Skip to content

Amazon DocumentDB

Amazon DocumentDB is a fully managed document database service that is MongoDB-compatible and designed for mission-critical workloads.

Overview

DocumentDB is built on the same distributed, fault-tolerant, self-healing storage system as Amazon Aurora. It provides the performance, availability, and scalability you need while maintaining MongoDB compatibility.

Key Features

  • MongoDB Compatible: Works with existing MongoDB applications and tools
  • High Performance: 2x the throughput of MongoDB
  • Fully Managed: Automated backups, patching, and monitoring
  • Scalable: Auto-scaling storage from 10 GB to 64 TB
  • High Availability: Multi-AZ deployments with automatic failover
  • Fast Replication: Low-latency read replicas
  • Security: Encryption at rest and in transit

MongoDB Compatibility

  • API Compatibility: MongoDB 3.6, 4.0, and 5.0 API compatibility
  • Drivers: Works with existing MongoDB drivers
  • Tools: Compatible with MongoDB tools (mongodump, mongorestore, etc.)
  • Applications: Minimal code changes required

Core Concepts

Clusters

A DocumentDB cluster consists of:

  • One primary instance
  • Up to 15 read replica instances
  • Cluster storage volume (shared across instances)

Instances

Compute resources that run the database engine. Can be primary or replica instances.

Parameter Groups

Collections of engine configuration values that can be applied to clusters.

Subnet Groups

Collections of subnets in your VPC where DocumentDB clusters can be deployed.

Architecture

Storage Layer

  • Distributed, self-healing storage across 3 AZs
  • 6 copies of data across 3 AZs
  • Automatic repair and recovery
  • Auto-scaling from 10 GB to 64 TB

Compute Layer

  • Primary instance for read/write operations
  • Read replicas for read scaling
  • Independent scaling of compute and storage

Deployment Options

Single-AZ

  • One instance in one Availability Zone
  • Cost-effective for development and testing
  • No automatic failover

Multi-AZ

  • Primary instance in one AZ, replica in another
  • Automatic failover (typically 30-60 seconds)
  • Enhanced durability and availability

Read Replicas

  • Up to 15 read replicas per cluster
  • Asynchronous replication
  • Can be in different regions
  • Can be promoted to primary

Backup and Recovery

Automated Backups

  • Continuous backup to S3
  • Point-in-time recovery
  • Retention: 1-35 days
  • No performance impact

Manual Snapshots

  • User-initiated backups
  • Retained until explicitly deleted
  • Can be shared across accounts
  • Can be copied to other regions

Security

  • Encryption at Rest: AWS KMS integration
  • Encryption in Transit: SSL/TLS connections
  • Network Isolation: VPC deployment
  • IAM Integration: Fine-grained access control
  • Audit Logging: Comprehensive audit logs

Use Cases

  • Content Management: Document storage and retrieval
  • Catalogs: Product catalogs, content catalogs
  • User Profiles: User data and preferences
  • IoT Applications: Device data and telemetry
  • Mobile Applications: Backend database for mobile apps
  • Real-Time Analytics: Time-series data and analytics

Migration from MongoDB

Migration Options

  1. AWS Database Migration Service (DMS)

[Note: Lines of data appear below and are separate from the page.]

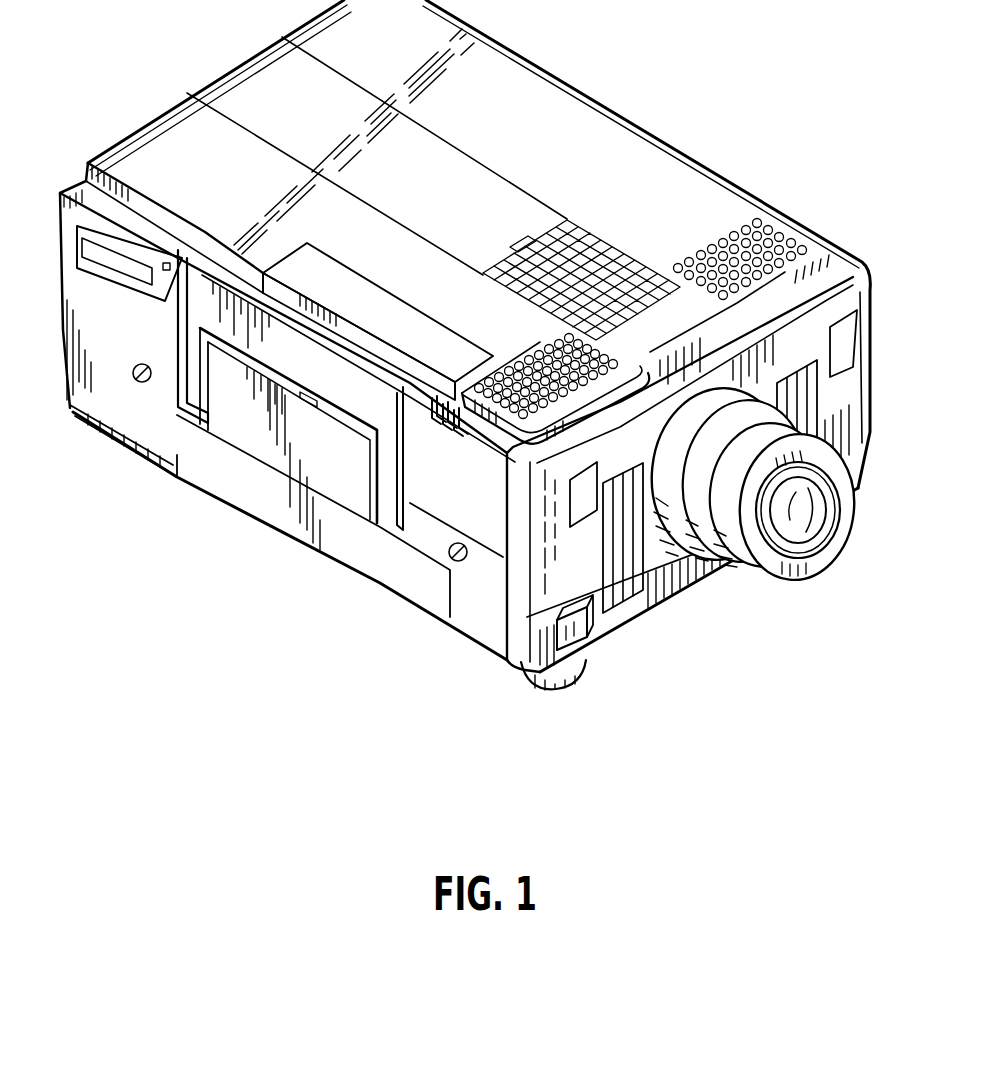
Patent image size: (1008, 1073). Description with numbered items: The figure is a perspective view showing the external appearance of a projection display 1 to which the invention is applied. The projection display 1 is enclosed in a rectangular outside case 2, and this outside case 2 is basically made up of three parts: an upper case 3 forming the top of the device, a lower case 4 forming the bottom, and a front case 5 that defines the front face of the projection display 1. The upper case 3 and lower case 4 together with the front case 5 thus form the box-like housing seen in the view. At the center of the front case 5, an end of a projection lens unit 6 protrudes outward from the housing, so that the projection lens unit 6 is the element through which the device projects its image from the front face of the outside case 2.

The projection display 1 is at (499, 412).
The outside case 2 is at (513, 620).
The upper case 3 is at (463, 517).
The lower case 4 is at (493, 627).
The front case 5 is at (622, 612).
The projection lens unit 6 is at (766, 445).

    • Continuous data replication
    • Minimal downtime migration
    • Schema conversion support
  2. Native Tools

    • mongodump and mongorestore
    • Works with existing MongoDB tools
    • Simple one-time migration

Migration Considerations

  • Review MongoDB features not supported in DocumentDB
  • Test application compatibility
  • Plan for network connectivity
  • Consider downtime vs. continuous replication
  • Test backup and restore procedures

Best Practices

  • Use Multi-AZ deployments for production
  • Enable automated backups with appropriate retention
  • Use read replicas for read scaling
  • Monitor performance with CloudWatch
  • Implement proper security groups and encryption
  • Use parameter groups for optimization
  • Right-size instances based on workload
  • Test failover procedures
  • Use connection pooling
  • Monitor and optimize storage usage

Performance Optimization

  • Right-size instances to match workload
  • Use read replicas for read-heavy workloads
  • Optimize indexes for query patterns
  • Use connection pooling
  • Monitor CloudWatch metrics
  • Use parameter groups for tuning
  • Implement proper indexing strategy

Cost Optimization

  • Use Reserved Instances for predictable workloads
  • Right-size instances to match actual usage
  • Use read replicas instead of larger instances
  • Delete unused snapshots
  • Monitor and optimize storage usage
  • Use appropriate instance types

Limits

  • Cluster Storage: 10 GB to 64 TB
  • Read Replicas: Up to 15 per cluster
  • Instance Types: db.r5, db.r6g, db.t3, db.t4g families
  • Backup Retention: 1-35 days
  • Manual Snapshots: Unlimited (until deleted)